Secretariado Nacional da Pastoral da Cultura - Logótipo
secretariado nacional da
pastoral da cultura
Secretariado Nacional da Pastoral da Cultura - Logótipo
secretariado nacional da
pastoral da cultura

“O meu tempo na prisão”, pelo cardeal George Pell

Há muita bondade nas prisões. Por vezes, estou certo, as prisões podem ser o inferno na Terra. Tive a sorte de ter sido mantido seguro e bem tratado. Fiquei impressionado com o profissionalismo dos guardas, a fé dos reclusos e a existência de um sentido moral, mesmo nos lugares mais sombrios.

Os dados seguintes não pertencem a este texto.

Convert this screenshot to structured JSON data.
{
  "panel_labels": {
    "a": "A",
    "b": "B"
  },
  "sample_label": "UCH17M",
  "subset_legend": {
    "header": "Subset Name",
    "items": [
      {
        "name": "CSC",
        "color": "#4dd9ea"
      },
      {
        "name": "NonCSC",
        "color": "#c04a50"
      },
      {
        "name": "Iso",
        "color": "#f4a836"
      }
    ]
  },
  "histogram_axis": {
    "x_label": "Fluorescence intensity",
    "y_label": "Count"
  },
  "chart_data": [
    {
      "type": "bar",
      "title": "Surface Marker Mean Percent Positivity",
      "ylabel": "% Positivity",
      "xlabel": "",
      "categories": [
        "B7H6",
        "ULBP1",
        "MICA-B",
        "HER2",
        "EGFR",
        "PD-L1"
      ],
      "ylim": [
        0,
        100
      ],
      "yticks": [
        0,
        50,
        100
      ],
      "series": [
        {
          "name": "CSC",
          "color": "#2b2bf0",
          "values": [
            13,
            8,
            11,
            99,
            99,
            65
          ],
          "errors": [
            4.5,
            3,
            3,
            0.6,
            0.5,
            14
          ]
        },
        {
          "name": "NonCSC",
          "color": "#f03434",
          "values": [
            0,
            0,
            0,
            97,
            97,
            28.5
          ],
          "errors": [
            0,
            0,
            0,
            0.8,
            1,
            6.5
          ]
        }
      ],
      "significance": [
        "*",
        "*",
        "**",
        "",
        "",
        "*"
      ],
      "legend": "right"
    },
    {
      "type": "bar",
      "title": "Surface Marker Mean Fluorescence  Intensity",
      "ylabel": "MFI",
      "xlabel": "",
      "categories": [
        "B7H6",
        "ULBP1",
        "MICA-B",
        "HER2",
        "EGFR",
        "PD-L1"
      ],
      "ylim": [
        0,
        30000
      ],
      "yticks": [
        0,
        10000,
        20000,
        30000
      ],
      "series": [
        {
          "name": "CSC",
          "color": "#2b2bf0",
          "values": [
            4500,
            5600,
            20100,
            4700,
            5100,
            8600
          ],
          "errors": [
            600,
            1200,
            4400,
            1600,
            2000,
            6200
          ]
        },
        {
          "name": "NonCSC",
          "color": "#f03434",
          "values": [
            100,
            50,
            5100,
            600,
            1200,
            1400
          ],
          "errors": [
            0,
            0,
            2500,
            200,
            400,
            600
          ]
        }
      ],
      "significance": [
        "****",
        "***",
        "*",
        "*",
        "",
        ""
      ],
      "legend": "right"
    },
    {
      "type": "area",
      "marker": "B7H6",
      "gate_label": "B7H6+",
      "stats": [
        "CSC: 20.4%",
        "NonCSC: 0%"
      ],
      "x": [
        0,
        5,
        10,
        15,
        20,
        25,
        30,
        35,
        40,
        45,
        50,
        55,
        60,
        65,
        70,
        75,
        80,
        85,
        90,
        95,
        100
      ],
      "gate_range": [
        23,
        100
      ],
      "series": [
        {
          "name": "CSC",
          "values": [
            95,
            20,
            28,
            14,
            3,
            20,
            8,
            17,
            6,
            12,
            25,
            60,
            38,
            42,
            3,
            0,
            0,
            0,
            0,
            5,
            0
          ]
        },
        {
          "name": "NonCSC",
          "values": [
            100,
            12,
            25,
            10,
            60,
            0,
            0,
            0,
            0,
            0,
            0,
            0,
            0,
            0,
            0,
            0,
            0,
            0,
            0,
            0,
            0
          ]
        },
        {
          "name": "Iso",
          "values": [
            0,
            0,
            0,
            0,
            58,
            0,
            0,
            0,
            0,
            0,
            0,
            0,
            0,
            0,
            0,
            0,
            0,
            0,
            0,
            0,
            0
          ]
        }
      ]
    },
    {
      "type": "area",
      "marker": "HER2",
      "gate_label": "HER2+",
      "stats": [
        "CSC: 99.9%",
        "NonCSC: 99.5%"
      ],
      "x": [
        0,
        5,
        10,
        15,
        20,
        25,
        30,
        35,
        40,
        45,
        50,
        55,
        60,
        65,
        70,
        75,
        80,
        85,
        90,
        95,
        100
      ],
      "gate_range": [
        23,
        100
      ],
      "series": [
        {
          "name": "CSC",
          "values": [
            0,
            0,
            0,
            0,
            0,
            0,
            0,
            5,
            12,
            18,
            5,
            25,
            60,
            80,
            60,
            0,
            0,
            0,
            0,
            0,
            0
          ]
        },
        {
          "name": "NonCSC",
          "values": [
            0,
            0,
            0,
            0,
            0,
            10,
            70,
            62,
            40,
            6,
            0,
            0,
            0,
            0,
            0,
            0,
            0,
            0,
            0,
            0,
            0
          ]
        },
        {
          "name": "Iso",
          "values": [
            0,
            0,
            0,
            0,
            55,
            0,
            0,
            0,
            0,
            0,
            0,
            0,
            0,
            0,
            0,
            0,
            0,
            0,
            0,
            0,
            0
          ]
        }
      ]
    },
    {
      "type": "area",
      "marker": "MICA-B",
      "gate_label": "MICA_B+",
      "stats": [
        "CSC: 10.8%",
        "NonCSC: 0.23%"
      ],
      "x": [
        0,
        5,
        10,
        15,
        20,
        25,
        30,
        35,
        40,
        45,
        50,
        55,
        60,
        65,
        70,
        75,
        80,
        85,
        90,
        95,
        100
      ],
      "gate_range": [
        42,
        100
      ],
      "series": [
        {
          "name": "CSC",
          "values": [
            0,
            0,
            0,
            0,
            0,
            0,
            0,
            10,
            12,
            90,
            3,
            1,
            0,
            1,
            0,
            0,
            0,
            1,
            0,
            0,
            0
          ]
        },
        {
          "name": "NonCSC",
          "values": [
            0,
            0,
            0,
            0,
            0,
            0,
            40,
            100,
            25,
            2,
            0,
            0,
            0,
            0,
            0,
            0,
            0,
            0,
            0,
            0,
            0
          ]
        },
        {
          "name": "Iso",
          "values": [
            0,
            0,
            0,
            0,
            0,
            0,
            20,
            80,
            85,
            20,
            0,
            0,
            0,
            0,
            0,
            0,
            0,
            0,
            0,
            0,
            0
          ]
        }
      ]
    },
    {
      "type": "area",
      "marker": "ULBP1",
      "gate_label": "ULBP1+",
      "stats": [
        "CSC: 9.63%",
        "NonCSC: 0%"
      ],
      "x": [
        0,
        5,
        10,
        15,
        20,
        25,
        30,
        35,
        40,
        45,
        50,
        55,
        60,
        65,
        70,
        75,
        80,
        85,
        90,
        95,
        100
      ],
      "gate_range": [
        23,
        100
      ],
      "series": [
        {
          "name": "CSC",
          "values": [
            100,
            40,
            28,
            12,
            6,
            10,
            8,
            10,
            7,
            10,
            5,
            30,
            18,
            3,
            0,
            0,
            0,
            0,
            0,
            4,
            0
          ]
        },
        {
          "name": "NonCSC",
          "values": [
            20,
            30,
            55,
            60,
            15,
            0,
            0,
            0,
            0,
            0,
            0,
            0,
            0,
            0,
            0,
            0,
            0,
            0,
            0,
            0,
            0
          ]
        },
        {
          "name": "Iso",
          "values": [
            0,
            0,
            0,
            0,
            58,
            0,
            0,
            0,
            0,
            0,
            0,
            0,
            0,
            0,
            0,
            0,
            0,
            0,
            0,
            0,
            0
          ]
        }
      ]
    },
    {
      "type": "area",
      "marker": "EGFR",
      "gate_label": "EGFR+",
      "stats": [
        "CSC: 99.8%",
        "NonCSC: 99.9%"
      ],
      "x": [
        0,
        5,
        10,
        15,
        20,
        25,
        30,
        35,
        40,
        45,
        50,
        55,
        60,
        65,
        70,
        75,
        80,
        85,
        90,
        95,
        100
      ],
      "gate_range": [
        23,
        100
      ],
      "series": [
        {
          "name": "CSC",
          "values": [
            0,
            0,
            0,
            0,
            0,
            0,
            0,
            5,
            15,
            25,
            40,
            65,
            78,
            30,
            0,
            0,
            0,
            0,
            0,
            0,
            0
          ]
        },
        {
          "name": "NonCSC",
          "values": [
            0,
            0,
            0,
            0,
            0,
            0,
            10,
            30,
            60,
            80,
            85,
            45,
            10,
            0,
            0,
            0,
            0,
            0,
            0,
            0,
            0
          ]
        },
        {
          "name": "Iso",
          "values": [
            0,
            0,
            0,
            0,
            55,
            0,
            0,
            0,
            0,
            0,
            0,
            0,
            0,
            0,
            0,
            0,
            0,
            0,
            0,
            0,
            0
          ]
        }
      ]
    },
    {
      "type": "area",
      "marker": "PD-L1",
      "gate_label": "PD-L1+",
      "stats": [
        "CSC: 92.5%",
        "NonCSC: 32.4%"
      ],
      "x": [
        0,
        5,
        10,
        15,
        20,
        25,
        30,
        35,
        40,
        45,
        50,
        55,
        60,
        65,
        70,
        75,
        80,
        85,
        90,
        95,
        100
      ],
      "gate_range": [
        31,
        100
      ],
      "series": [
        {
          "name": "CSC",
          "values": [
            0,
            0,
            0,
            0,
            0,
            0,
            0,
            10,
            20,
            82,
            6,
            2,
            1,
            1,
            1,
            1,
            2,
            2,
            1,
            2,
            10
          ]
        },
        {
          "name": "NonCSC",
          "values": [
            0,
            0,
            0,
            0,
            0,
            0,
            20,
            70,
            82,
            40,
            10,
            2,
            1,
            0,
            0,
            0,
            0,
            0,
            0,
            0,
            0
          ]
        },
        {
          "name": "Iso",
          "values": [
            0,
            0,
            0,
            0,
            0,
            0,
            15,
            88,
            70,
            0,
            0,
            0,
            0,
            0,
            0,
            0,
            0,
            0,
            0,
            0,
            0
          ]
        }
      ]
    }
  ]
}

Fiquei treze meses em confinamento solitário, dez na prisão de Melbourne e três na prisão de Barwon. Em Melbourne, o uniforme da prisão era um fato de treino verde, mas em Barwon vesti as cores vermelhas brilhantes de um cardeal. Fui condenado em dezembro de 2018 por crimes sexuais contra crianças, apesar da minha inocência, e apesar da incoerência do caso que o procurador da Coroa tinha contra mim. Por fim (em abril deste ano), o Supremo Tribunal da Austrália anulou as minhas condenações numa decisão unânime. Até então, comecei a cumprir a minha sentença de seis anos.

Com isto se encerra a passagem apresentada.